As referências ao
taoísmo neste poema de Francis iniciam-se desde o seu título – afinal, a natureza
é um parâmetro ostensivo nos 81 aforismos contidos na mais insigne obra dessa
filosofia oriental, a saber, o “Tao-Te King”, de Lao-Tzu (369-286 a.C.) –, de
modo a revelar ao leitor o quanto o poeta converteu-se num observador tenaz de
seus ensinamentos.
Presumem-se atenuados,
na vida do falante, o frenesi da vida quotidiana e as exigências de ordem
material – num refreio ao consumismo tão em voga: como ave empoleirada a
desfrutar o sol e os frutos que a natureza lhe dá, mesmo sob tempo inóspito,
entra ele em comunhão com o meio-ambiente, tornando-se uma espécie de defensor da causa
ecológica (quer tenha sido esse ou não o objetivo de início avistado).
E se a natureza nos
pede que a tratemos com humor?
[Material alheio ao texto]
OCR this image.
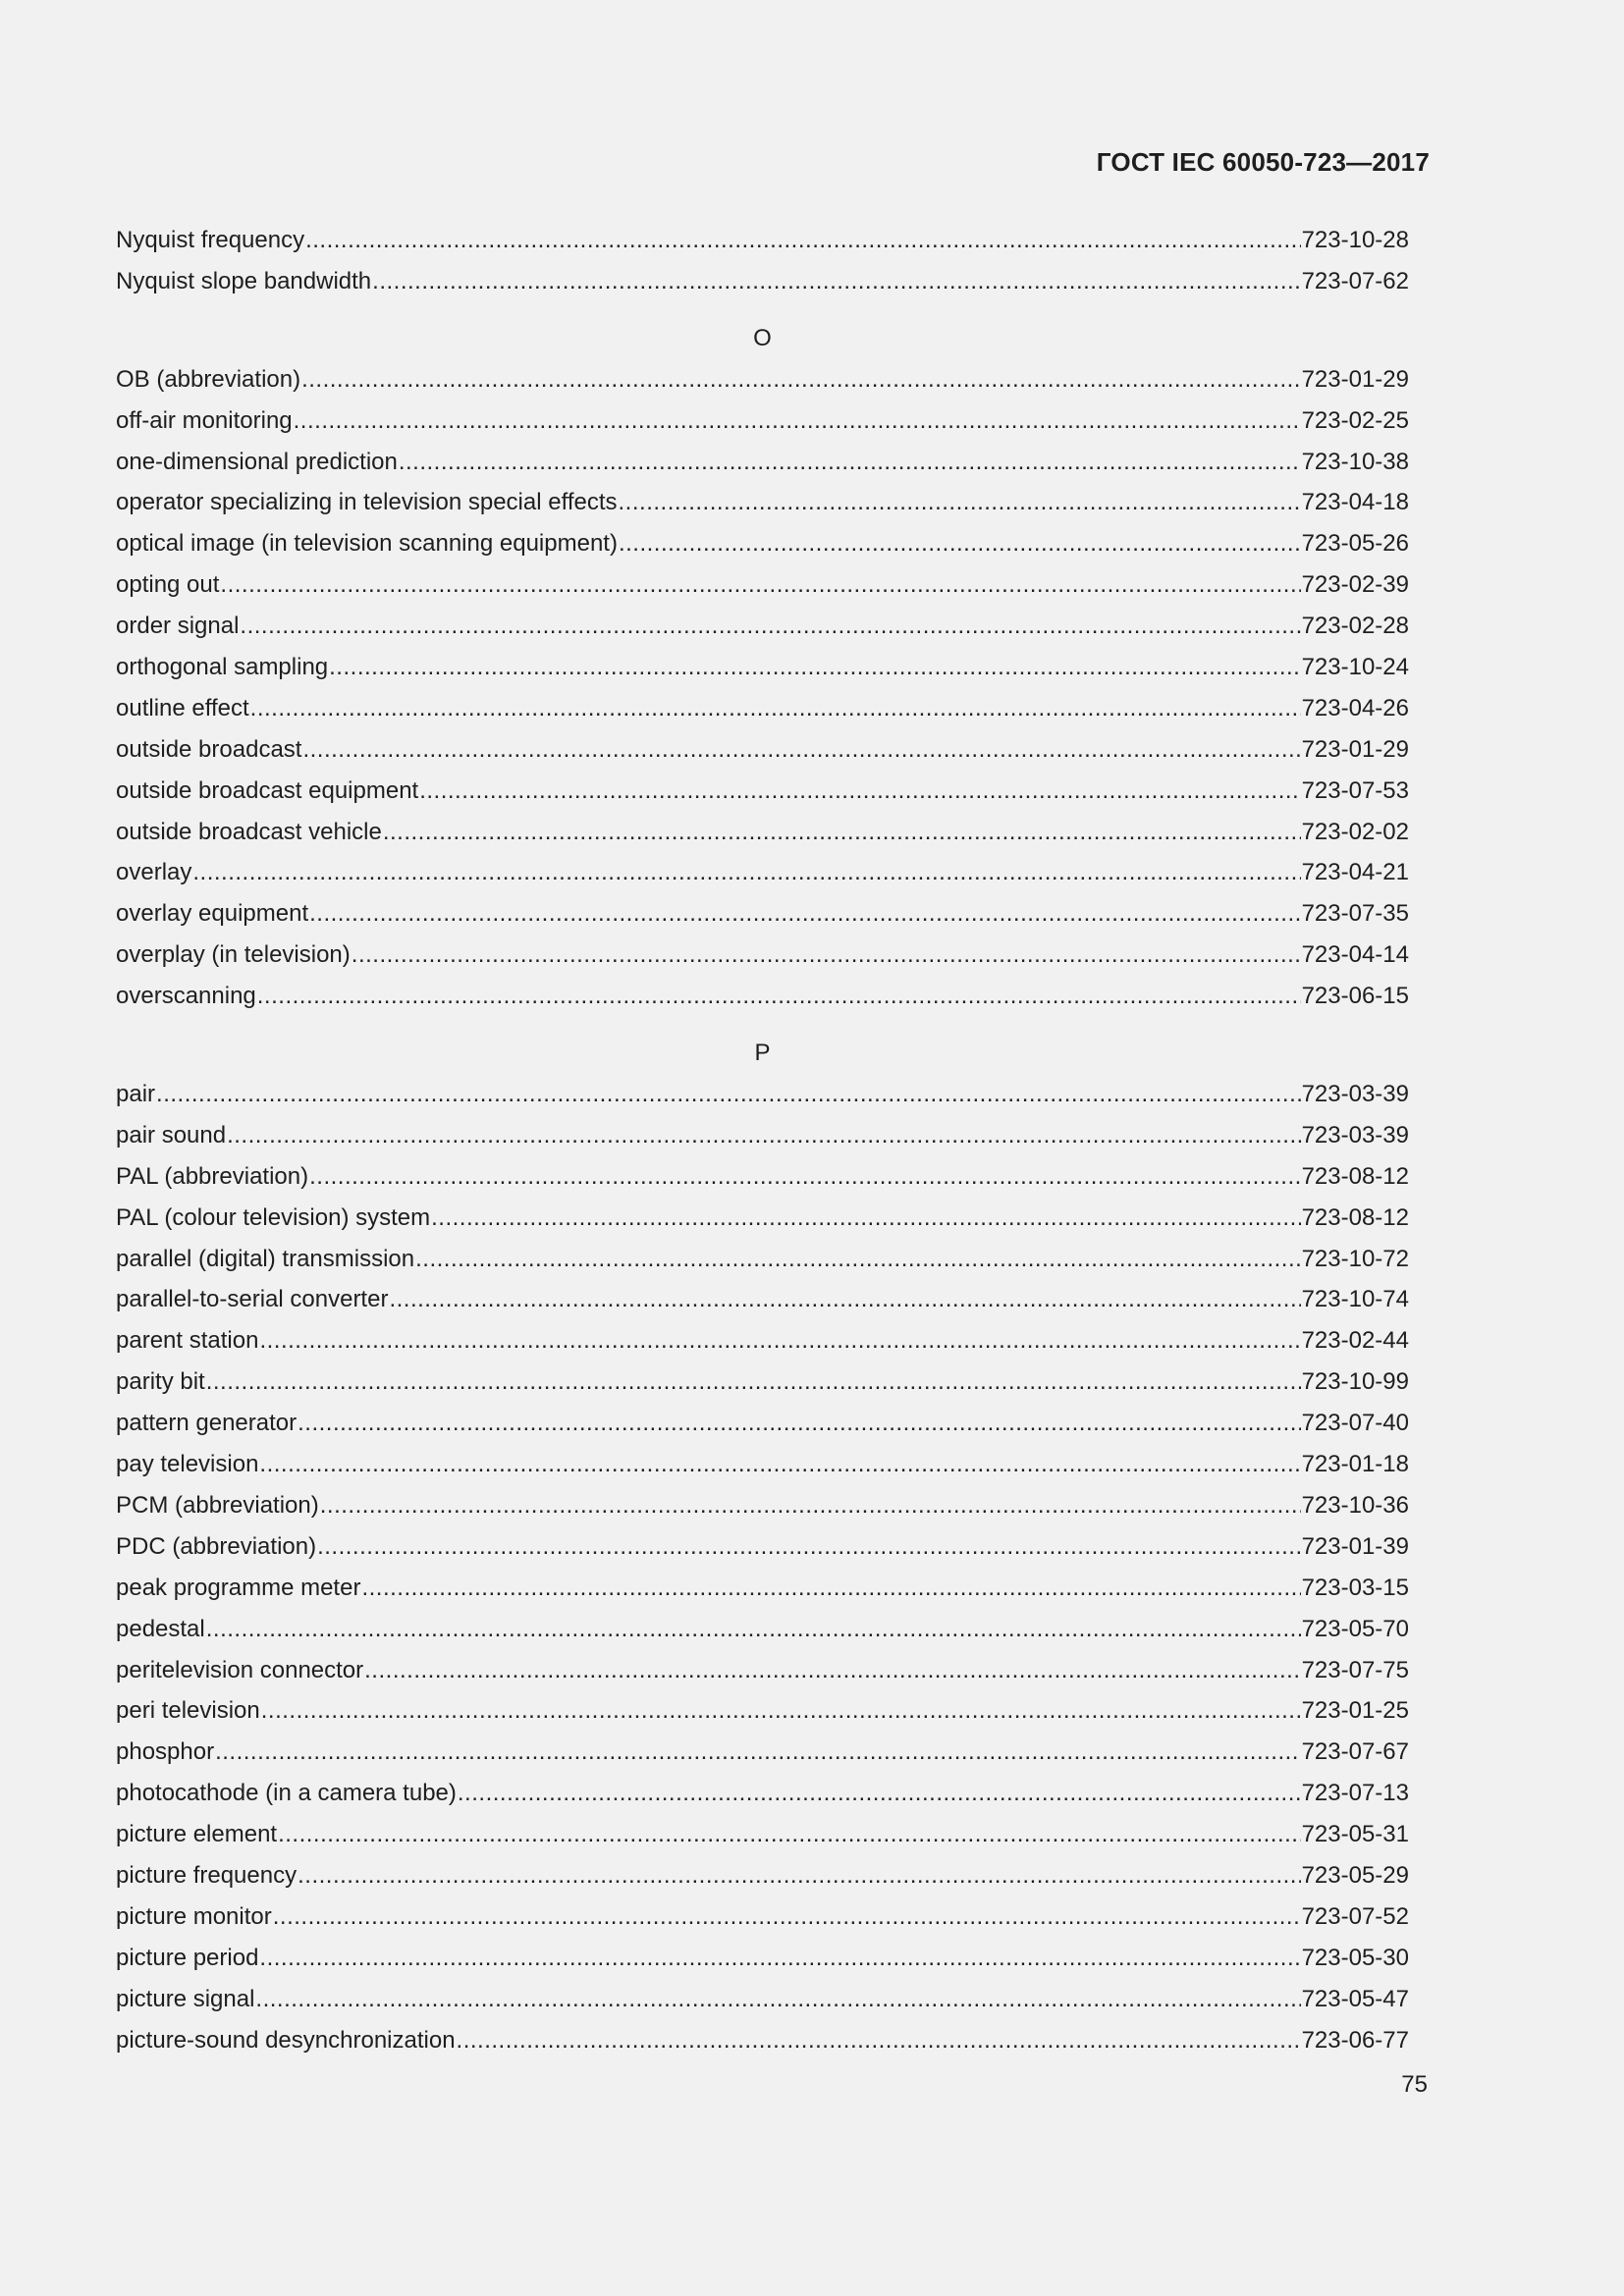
ГОСТ IEC 60050-723—2017
Nyquist frequency .....	723-10-28
Nyquist slope bandwidth .....	723-07-62
O
OB (abbreviation) .....	723-01-29
off-air monitoring .....	723-02-25
one-dimensional prediction .....	723-10-38
operator specializing in television special effects .....	723-04-18
optical image (in television scanning equipment) .....	723-05-26
opting out .....	723-02-39
order signal .....	723-02-28
orthogonal sampling .....	723-10-24
outline effect .....	723-04-26
outside broadcast .....	723-01-29
outside broadcast equipment .....	723-07-53
outside broadcast vehicle .....	723-02-02
overlay .....	723-04-21
overlay equipment .....	723-07-35
overplay (in television) .....	723-04-14
overscanning .....	723-06-15
P
pair .....	723-03-39
pair sound .....	723-03-39
PAL (abbreviation) .....	723-08-12
PAL (colour television) system .....	723-08-12
parallel (digital) transmission .....	723-10-72
parallel-to-serial converter .....	723-10-74
parent station .....	723-02-44
parity bit .....	723-10-99
pattern generator .....	723-07-40
pay television .....	723-01-18
PCM (abbreviation) .....	723-10-36
PDC (abbreviation) .....	723-01-39
peak programme meter .....	723-03-15
pedestal .....	723-05-70
peritelevision connector .....	723-07-75
peri television .....	723-01-25
phosphor .....	723-07-67
photocathode (in a camera tube) .....	723-07-13
picture element .....	723-05-31
picture frequency .....	723-05-29
picture monitor .....	723-07-52
picture period .....	723-05-30
picture signal .....	723-05-47
picture-sound desynchronization .....	723-06-77
75
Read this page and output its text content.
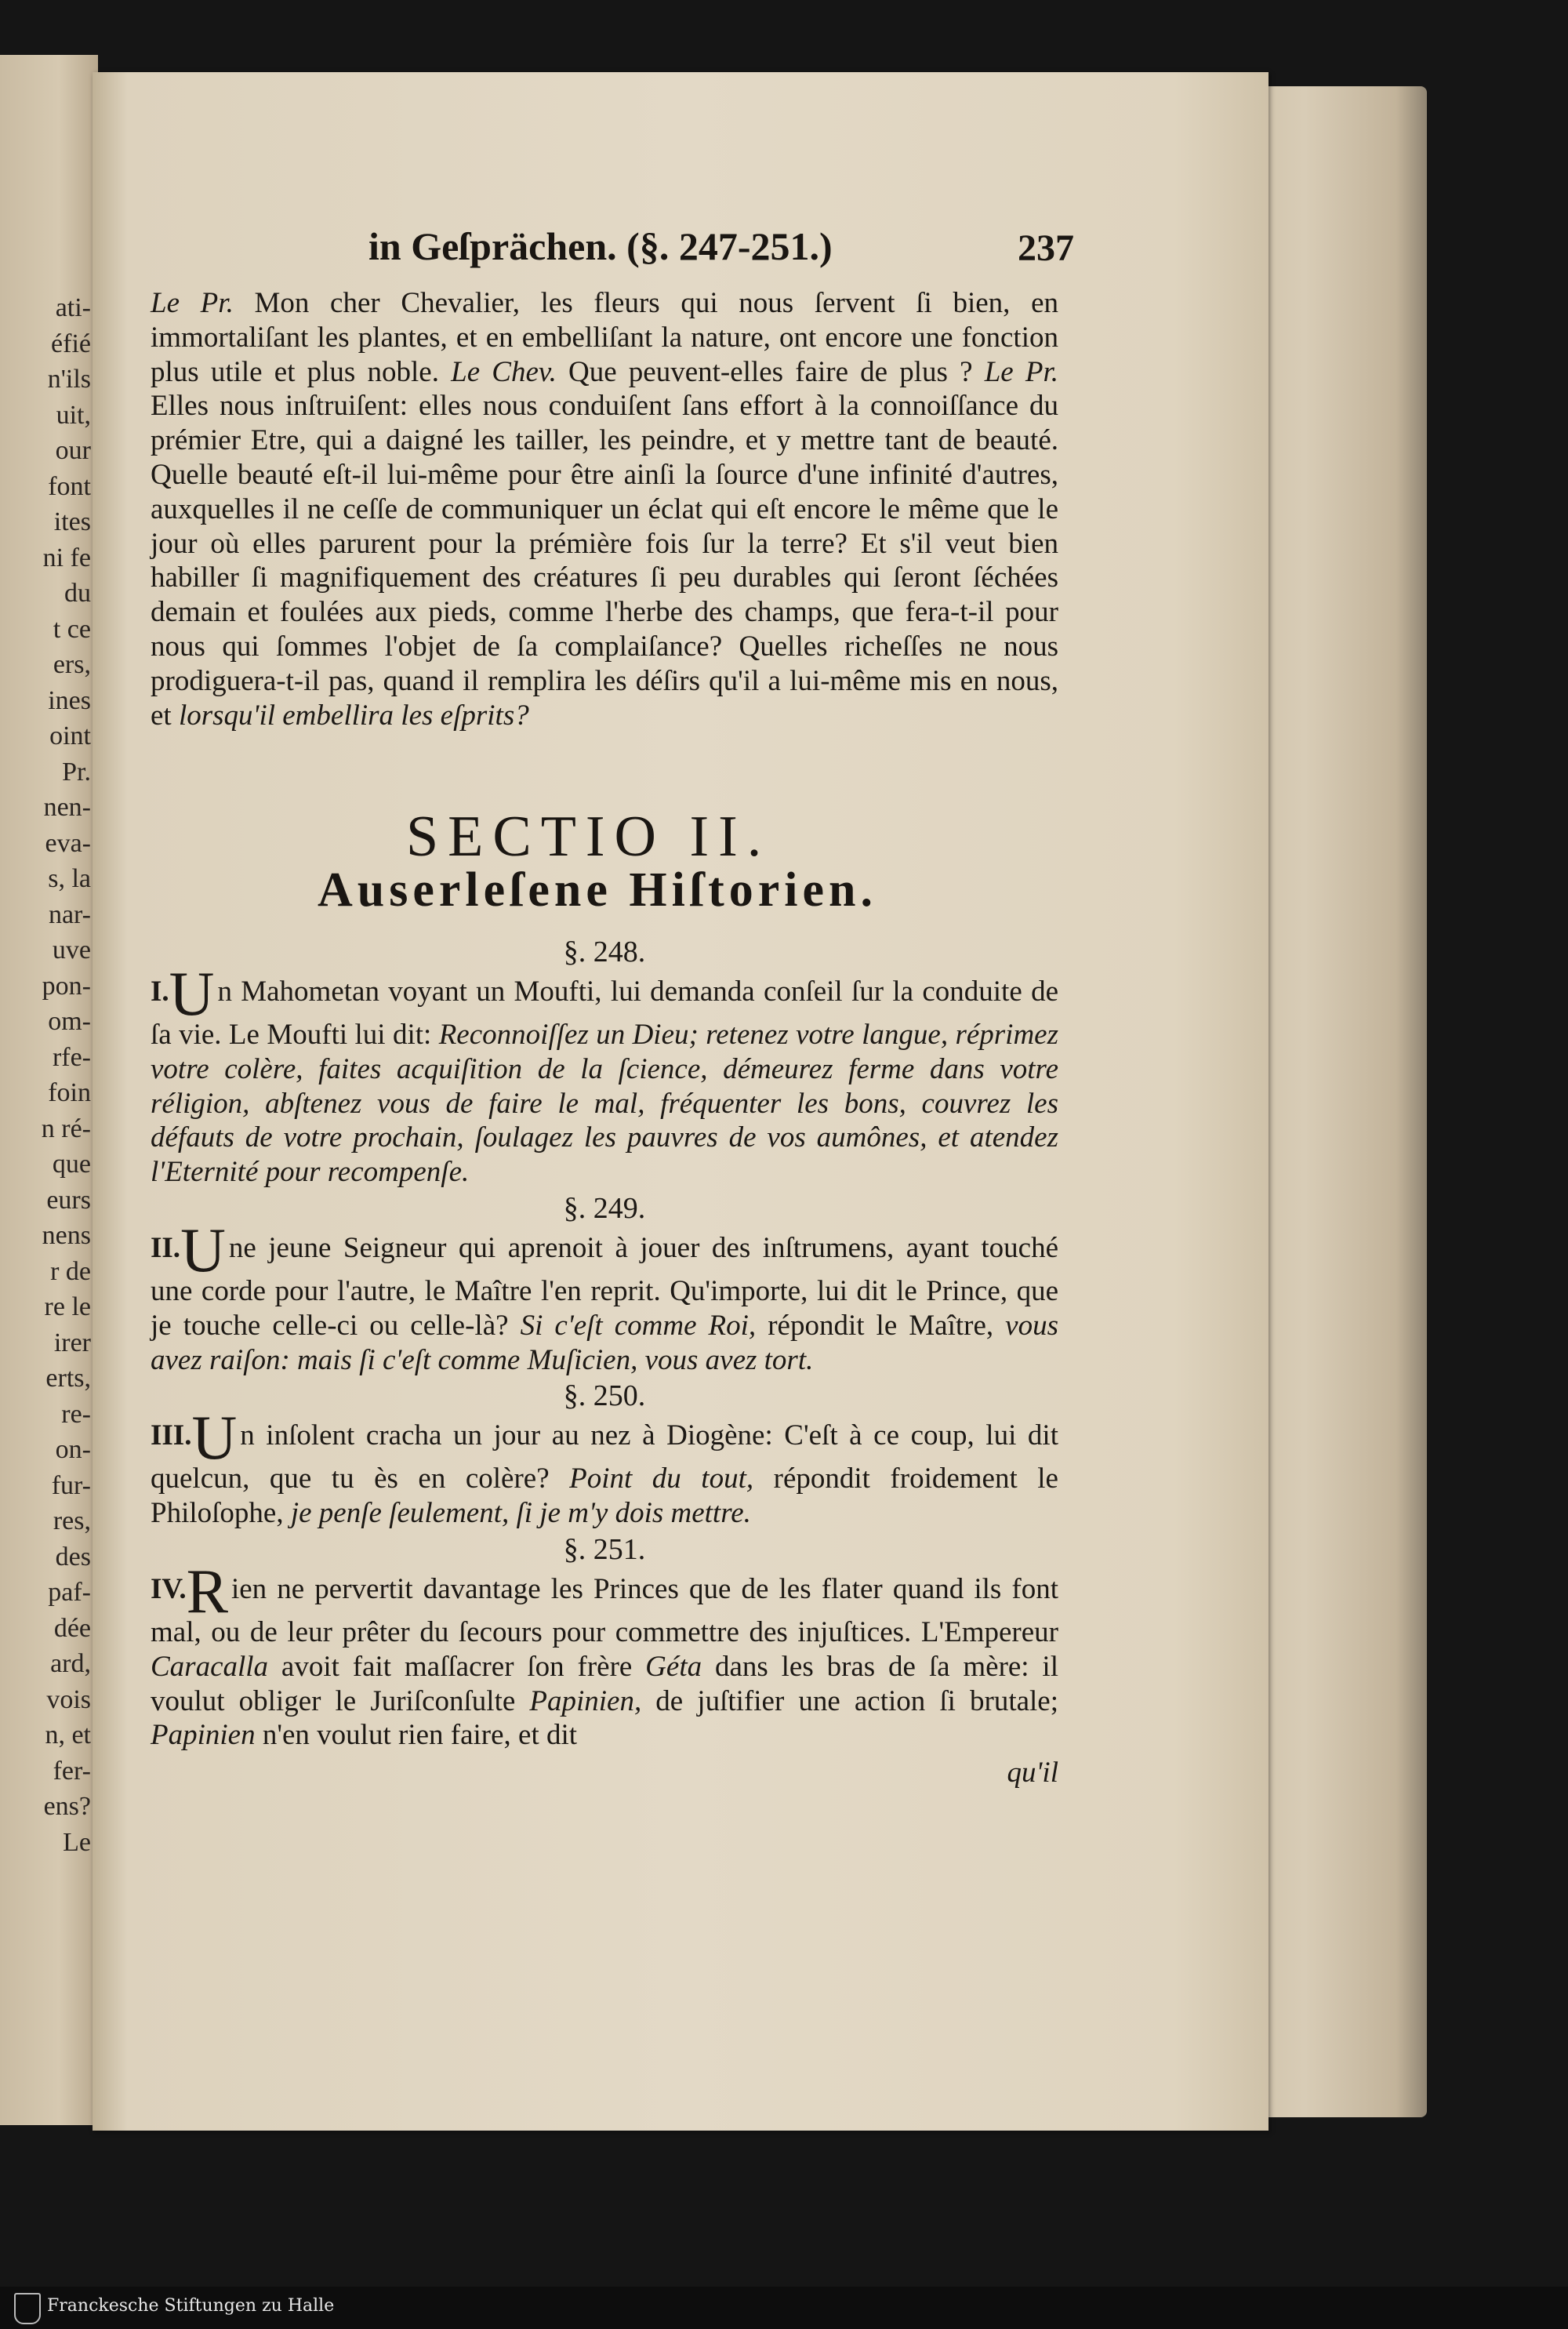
ati-
éfié
n'ils
uit,
our
font
ites
ni fe
du
t ce
ers,
ines
oint
Pr.
nen-
eva-
s, la
nar-
uve
pon-
om-
rfe-
foin
n ré-
que
eurs
nens
r de
re le
irer
erts,
re-
on-
fur-
res,
des
paf-
dée
ard,
vois
n, et
fer-
ens?
Le
in Geſprächen. (§. 247-251.)	237

Le Pr. Mon cher Chevalier, les fleurs qui nous ſervent ſi bien, en immortaliſant les plantes, et en embelliſant la nature, ont encore une fonction plus utile et plus noble. Le Chev. Que peuvent-elles faire de plus ? Le Pr. Elles nous inſtruiſent: elles nous conduiſent ſans effort à la connoiſſance du prémier Etre, qui a daigné les tailler, les peindre, et y mettre tant de beauté. Quelle beauté eſt-il lui-même pour être ainſi la ſource d'une infinité d'autres, auxquelles il ne ceſſe de communiquer un éclat qui eſt encore le même que le jour où elles parurent pour la prémière fois ſur la terre? Et s'il veut bien habiller ſi magnifiquement des créatures ſi peu durables qui ſeront ſéchées demain et foulées aux pieds, comme l'herbe des champs, que fera-t-il pour nous qui ſommes l'objet de ſa complaiſance? Quelles richeſſes ne nous prodiguera-t-il pas, quand il remplira les déſirs qu'il a lui-même mis en nous, et lorsqu'il embellira les eſprits?

SECTIO II.
Auserleſene Hiſtorien.

§. 248.

I.U n Mahometan voyant un Moufti, lui demanda conſeil ſur la conduite de ſa vie. Le Moufti lui dit: Reconnoiſſez un Dieu; retenez votre langue, réprimez votre colère, faites acquiſition de la ſcience, démeurez ferme dans votre réligion, abſtenez vous de faire le mal, fréquenter les bons, couvrez les défauts de votre prochain, ſoulagez les pauvres de vos aumônes, et atendez l'Eternité pour recompenſe.

§. 249.

II.U ne jeune Seigneur qui aprenoit à jouer des inſtrumens, ayant touché une corde pour l'autre, le Maître l'en reprit. Qu'importe, lui dit le Prince, que je touche celle-ci ou celle-là? Si c'eſt comme Roi, répondit le Maître, vous avez raiſon: mais ſi c'eſt comme Muſicien, vous avez tort.

§. 250.

III.U n inſolent cracha un jour au nez à Diogène: C'eſt à ce coup, lui dit quelcun, que tu ès en colère? Point du tout, répondit froidement le Philoſophe, je penſe ſeulement, ſi je m'y dois mettre.

§. 251.

IV.R ien ne pervertit davantage les Princes que de les flater quand ils font mal, ou de leur prêter du ſecours pour commettre des injuſtices. L'Empereur Caracalla avoit fait maſſacrer ſon frère Géta dans les bras de ſa mère: il voulut obliger le Juriſconſulte Papinien, de juſtifier une action ſi brutale; Papinien n'en voulut rien faire, et dit

qu'il

Franckesche Stiftungen zu Halle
Se o Ursinho Pooh, o Leitão e o Coelho, seus
amigos e conhecidos, se toda essa humanização for exatamente o que a natureza
espera de nós? Em outras palavras, acaso somos incapazes de dizer – dizer a ela
– qualquer coisa, exceto atribuir-lhe tristeza, sorrisos, ominosidade,
serenidade? Sendo justo ou não, o fato é que gostamos de algumas espécies e não
de outras. E Robert Francis gosta tanto das aves com asas de cera que decidiu converter-se
numa delas para alcançar a sabedoria. (MILOSZ, 1998, p. 25)
J.A.R. – H.C.
Robert Francis
(1901-1987)
Waxwings
Four Tao philosophers
as cedar waxwings
chat on a February
berry bush
in sun, and I am one.
Such merriment and
such sobriety –
the small wild fruit
on the tall stalk –
was this not always
my true style?
Above an elegance of
snow, beneath
a silk-blue sky a
brotherhood of four
birds. Can you
mistake us?
To sun, to feast, and
to converse
and all together – for
this I have abandoned
all my other lives.
Imortais do Taoísmo
(Kano Sansetsu:
pintor japonês)
Asas de cera (*)
Quatro filósofos do Tao,
como picoteiros americanos,
conversam ao sol sobre
um arbusto de bagas
invernais – e eu sou
um deles.
Quanta alegria e quanta
sobriedade –
os pequenos frutos
silvestres numa elevada haste –
não foi sempre esse o
meu verdadeiro estilo?
Sobre uma elegância
de neve, sob
um céu azul como
seda, uma irmandade de quatro
pássaros. Serias capaz
de confundir-nos?
Pelo sol, pelo repasto
e pela conversa,
tudo isso junto – foi
que abandonei
todas as minhas
outras vidas.
Nota:
(*). Asas de cera de
cedro: picoteiros americanos (bombycilla cedrorum), pássaros de frequente
incidência nos EUA.
Referência:
FRANCIS, Robert.
Waxwings. In: MILOSZ, Czeslaw (Ed.). A book of
luminous things: an international anthology of poetry. 1st. ed. New York,
NY: Houghton Mifflin Harcourt, 1998. p. 25.